In this week's Deep Learning Paper Review, we look at the following paper: DialogueGCN: A Graph Convolutional Neural Network for Emotion Recognition in Conversation.
What's Exciting about this Paper
This week's paper interestingly leverages the Relational Graph Convolutional Network in the automatic ERC (emotion recognition in conversations). It solves the current works’ limitations in the conversations with multiple speakers. As shown in Fig. 1, the “Okay” from speaker 1 attends to speaker 2’s complaints. RNNs-based approach would classify this to neutral as it ignores the speaker-level dependency. This paper is exciting since it provides a new solution by treating the utterances as the directed graphs and modeling them with the relational transformation.
The Paper's Key Findings
In recent years, the Graph Neural Network has been proven efficient in modeling the dependencies between nodes in a graph. It efficiently captures temporal dependency as well as speaker dependency by defining the edge relations and relational graph transformation. Empirically, it demonstrates the superiority in recognizing the emotions in multi-party conversations with long time-frame inputs.
Our Takeaways
The key takeaway is to encode these enriched dependencies into the utterances’ representations. The proposed model DialogueGCN uses the RNNs (in the paper is bidirectional GRUs) to embed the sequential based utterances, which are then used to construct the relational graph and passed to a stack of GCN.

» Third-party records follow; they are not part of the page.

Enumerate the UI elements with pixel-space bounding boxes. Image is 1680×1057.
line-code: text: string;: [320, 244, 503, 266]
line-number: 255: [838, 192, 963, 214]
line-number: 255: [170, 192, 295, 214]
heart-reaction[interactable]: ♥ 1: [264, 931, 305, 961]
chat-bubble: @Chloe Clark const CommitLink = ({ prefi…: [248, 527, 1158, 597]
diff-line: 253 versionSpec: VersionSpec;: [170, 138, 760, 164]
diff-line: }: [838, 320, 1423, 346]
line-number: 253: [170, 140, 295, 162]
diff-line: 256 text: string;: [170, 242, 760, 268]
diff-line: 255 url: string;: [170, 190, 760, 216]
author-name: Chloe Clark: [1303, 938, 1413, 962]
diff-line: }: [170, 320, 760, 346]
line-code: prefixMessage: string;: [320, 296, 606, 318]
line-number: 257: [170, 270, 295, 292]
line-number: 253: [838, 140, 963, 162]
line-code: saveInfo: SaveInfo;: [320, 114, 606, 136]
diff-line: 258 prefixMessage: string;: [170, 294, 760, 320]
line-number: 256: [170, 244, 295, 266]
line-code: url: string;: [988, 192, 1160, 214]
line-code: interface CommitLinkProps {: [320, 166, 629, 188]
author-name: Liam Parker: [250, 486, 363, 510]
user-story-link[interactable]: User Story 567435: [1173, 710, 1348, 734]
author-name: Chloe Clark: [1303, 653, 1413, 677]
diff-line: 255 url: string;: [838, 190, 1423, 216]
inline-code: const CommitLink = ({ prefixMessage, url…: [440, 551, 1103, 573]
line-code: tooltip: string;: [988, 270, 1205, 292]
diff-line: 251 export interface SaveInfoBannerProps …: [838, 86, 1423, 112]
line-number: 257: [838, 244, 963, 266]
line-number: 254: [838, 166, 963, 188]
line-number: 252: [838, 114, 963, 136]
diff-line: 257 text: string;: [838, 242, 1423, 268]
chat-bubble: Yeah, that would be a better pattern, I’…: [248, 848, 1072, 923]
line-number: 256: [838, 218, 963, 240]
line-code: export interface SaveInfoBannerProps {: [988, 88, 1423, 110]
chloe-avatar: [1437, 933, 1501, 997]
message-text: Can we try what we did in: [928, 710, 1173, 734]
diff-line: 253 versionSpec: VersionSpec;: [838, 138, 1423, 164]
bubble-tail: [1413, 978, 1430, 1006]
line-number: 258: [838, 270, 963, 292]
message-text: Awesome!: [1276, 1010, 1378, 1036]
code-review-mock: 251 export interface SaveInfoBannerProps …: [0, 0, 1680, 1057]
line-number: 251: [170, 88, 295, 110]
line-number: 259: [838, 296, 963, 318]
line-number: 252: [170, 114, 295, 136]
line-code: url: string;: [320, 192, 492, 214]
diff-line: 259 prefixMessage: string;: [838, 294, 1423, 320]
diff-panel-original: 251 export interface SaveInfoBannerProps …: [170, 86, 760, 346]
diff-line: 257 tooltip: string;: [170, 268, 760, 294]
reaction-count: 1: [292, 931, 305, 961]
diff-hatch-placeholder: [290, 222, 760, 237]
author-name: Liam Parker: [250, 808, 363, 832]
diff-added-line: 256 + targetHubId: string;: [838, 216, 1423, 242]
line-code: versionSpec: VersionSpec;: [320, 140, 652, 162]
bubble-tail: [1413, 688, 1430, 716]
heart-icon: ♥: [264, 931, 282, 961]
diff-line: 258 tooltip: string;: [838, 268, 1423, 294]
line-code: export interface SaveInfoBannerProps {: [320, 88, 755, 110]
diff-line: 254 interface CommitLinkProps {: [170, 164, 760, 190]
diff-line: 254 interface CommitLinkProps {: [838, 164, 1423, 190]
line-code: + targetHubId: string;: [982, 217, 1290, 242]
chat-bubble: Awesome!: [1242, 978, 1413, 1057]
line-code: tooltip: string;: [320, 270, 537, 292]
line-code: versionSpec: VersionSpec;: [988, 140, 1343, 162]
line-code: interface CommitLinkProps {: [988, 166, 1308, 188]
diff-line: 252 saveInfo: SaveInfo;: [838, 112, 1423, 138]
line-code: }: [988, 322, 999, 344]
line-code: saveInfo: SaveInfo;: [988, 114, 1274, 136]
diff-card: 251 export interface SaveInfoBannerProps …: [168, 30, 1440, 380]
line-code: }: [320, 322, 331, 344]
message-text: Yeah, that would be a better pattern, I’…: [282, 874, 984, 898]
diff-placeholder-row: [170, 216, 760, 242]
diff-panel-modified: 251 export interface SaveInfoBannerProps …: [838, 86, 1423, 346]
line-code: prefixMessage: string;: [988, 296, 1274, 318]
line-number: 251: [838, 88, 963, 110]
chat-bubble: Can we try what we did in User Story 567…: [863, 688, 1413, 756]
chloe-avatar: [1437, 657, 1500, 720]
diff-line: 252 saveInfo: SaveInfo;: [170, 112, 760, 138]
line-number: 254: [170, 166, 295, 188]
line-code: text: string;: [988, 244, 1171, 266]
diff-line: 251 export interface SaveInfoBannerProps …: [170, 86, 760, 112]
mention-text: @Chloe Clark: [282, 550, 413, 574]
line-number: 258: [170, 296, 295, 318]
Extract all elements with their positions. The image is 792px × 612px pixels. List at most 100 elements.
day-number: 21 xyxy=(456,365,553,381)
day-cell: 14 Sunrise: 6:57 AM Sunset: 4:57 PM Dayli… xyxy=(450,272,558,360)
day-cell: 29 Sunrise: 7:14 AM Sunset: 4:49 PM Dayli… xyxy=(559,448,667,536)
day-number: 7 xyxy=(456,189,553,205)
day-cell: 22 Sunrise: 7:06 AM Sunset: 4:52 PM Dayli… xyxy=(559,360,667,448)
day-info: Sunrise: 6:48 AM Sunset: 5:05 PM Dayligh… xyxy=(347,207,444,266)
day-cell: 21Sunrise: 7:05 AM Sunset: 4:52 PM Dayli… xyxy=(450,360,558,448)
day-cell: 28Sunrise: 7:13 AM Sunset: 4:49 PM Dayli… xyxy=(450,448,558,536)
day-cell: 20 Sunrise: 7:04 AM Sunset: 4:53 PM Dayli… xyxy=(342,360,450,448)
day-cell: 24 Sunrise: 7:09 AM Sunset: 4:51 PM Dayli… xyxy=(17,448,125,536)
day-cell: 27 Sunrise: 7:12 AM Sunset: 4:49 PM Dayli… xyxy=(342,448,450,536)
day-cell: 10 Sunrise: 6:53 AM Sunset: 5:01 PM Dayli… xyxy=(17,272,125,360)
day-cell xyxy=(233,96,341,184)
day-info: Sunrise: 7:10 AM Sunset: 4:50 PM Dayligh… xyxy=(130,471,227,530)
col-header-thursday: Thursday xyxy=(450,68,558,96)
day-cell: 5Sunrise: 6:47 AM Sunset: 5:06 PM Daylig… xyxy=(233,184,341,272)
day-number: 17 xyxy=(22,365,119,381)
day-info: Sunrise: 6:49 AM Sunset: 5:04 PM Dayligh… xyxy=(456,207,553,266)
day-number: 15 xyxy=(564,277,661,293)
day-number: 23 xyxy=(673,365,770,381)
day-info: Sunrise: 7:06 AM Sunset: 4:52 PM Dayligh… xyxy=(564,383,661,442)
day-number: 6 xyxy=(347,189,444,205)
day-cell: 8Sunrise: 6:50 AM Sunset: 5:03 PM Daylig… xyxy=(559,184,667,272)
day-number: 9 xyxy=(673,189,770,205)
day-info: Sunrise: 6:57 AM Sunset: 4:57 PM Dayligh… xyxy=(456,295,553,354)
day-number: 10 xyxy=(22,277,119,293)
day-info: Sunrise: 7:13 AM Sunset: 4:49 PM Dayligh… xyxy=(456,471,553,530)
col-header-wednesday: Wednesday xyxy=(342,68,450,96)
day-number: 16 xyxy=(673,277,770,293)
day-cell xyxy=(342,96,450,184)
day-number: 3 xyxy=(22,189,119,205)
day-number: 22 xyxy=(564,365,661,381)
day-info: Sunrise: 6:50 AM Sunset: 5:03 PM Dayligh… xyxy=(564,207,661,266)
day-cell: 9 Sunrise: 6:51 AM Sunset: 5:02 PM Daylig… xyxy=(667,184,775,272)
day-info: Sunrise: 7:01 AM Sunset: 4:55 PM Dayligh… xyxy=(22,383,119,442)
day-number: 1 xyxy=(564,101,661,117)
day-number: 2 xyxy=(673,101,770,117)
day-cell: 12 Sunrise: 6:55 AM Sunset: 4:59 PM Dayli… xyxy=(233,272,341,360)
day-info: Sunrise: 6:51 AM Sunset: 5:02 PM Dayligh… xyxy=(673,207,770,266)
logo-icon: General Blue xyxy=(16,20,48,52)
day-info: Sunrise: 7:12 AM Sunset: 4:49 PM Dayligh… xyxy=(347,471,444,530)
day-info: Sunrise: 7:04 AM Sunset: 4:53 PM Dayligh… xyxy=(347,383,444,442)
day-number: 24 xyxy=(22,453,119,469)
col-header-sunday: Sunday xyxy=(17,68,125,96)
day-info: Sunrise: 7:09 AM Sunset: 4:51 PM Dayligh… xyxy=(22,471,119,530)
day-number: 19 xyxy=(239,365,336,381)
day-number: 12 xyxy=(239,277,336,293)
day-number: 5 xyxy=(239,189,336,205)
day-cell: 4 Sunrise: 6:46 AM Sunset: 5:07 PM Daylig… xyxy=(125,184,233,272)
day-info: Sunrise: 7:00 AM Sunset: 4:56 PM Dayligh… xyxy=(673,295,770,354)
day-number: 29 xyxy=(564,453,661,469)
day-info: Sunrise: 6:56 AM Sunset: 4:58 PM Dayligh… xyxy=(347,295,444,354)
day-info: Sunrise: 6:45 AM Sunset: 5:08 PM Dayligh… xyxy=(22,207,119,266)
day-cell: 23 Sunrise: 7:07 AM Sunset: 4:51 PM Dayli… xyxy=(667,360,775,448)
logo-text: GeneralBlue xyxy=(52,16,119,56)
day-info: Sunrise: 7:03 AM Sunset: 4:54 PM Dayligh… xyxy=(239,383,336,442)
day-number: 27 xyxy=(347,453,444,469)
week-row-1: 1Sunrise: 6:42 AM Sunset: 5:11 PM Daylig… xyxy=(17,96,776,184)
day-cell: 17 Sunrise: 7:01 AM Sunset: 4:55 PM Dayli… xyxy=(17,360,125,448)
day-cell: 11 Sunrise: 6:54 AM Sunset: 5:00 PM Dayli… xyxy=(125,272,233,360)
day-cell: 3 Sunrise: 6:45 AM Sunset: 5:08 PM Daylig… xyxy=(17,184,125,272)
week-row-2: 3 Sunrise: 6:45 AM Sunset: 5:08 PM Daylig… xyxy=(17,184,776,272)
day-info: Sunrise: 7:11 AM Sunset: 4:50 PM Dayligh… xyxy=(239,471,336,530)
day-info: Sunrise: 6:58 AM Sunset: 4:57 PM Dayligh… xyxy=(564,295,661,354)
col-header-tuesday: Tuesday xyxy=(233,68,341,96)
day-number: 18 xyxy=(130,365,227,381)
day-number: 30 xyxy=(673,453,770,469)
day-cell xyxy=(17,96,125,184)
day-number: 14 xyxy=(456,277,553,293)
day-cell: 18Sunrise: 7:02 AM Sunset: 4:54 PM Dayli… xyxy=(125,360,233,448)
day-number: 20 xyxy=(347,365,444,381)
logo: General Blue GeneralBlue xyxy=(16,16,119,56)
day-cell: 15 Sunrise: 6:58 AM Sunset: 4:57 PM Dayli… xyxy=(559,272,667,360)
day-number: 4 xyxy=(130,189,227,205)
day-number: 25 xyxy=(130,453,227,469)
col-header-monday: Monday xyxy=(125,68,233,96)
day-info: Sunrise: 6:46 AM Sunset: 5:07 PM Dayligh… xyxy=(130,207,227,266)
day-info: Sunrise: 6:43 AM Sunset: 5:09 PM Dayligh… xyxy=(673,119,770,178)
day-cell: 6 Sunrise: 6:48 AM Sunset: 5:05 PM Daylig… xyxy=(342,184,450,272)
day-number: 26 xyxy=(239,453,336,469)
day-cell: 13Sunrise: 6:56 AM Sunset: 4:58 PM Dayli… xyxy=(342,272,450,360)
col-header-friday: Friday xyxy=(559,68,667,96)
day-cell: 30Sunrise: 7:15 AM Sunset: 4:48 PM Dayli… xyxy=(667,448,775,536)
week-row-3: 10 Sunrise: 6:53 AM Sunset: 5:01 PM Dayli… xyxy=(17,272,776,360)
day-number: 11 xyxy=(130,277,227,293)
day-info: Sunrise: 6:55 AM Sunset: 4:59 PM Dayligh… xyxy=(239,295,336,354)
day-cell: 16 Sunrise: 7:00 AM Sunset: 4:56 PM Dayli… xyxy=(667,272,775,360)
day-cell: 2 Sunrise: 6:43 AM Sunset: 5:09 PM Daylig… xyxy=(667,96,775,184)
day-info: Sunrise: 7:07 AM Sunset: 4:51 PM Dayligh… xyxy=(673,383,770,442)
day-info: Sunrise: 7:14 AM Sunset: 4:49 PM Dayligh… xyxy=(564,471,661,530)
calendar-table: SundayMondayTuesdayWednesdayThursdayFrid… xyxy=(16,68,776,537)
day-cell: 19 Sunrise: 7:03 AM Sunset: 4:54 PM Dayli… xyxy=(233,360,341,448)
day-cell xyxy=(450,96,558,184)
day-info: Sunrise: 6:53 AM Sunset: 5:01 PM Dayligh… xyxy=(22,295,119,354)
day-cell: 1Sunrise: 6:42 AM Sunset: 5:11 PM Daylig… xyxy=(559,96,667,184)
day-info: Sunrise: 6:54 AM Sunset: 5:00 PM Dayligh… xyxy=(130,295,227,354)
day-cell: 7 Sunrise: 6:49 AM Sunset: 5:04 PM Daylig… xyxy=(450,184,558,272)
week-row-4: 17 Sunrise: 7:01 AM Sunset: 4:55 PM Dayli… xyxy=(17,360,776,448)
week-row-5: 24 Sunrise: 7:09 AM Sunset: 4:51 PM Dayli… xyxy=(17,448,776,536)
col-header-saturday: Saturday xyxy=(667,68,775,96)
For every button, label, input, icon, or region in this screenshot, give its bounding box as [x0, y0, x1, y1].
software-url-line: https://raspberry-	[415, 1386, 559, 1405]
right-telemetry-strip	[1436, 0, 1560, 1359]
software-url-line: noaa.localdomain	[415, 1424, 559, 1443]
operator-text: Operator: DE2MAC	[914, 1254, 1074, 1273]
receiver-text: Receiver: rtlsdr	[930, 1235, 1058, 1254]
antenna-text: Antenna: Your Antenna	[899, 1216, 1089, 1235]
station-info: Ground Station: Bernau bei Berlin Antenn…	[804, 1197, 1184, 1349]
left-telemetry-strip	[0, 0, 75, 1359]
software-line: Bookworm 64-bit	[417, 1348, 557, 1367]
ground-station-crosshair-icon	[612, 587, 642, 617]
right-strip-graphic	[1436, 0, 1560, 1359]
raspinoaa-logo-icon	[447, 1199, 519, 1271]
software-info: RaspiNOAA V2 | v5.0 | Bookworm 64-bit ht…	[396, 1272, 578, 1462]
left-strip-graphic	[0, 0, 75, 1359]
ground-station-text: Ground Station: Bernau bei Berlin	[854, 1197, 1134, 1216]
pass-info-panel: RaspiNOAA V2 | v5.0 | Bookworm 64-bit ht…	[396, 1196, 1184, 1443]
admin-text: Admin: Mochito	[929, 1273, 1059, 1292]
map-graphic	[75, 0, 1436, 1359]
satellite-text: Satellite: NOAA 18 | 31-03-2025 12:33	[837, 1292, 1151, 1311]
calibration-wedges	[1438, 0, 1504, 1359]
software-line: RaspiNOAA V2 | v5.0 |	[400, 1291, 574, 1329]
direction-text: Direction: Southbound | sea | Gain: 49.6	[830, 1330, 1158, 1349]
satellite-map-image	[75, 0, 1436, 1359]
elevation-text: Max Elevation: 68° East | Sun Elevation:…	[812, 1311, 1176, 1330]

The relational graph consists of {Node, Edge Weights, Edge Relation}. The nodes are the utterances representations, which are connected to each other within a context window (i.e. from the past 15 utterances to the future 15 utterances). The edge weights are learnable weights in the graph transformation. Most importantly, the edge weights are defined based on (1) node’s relative position to one another (i.e. 1st utterance has a “towards past” edge relation to the 3rd utterance); (2) node’s speaker type (i.e. utterance from speaker 1 has a “speaker 1 towards speaker 2” to utterance from speaker 2).
By the relational graph transformation, the node aggregates the neighborhood information from the nodes sharing the same relations, which encodes both the speaker dependency and temporal dependency to the node features. In the end, the GCN outputs are concatenated to the RNNs encoded outputs and passed to a fully connected classifier to obtain the emotion labels.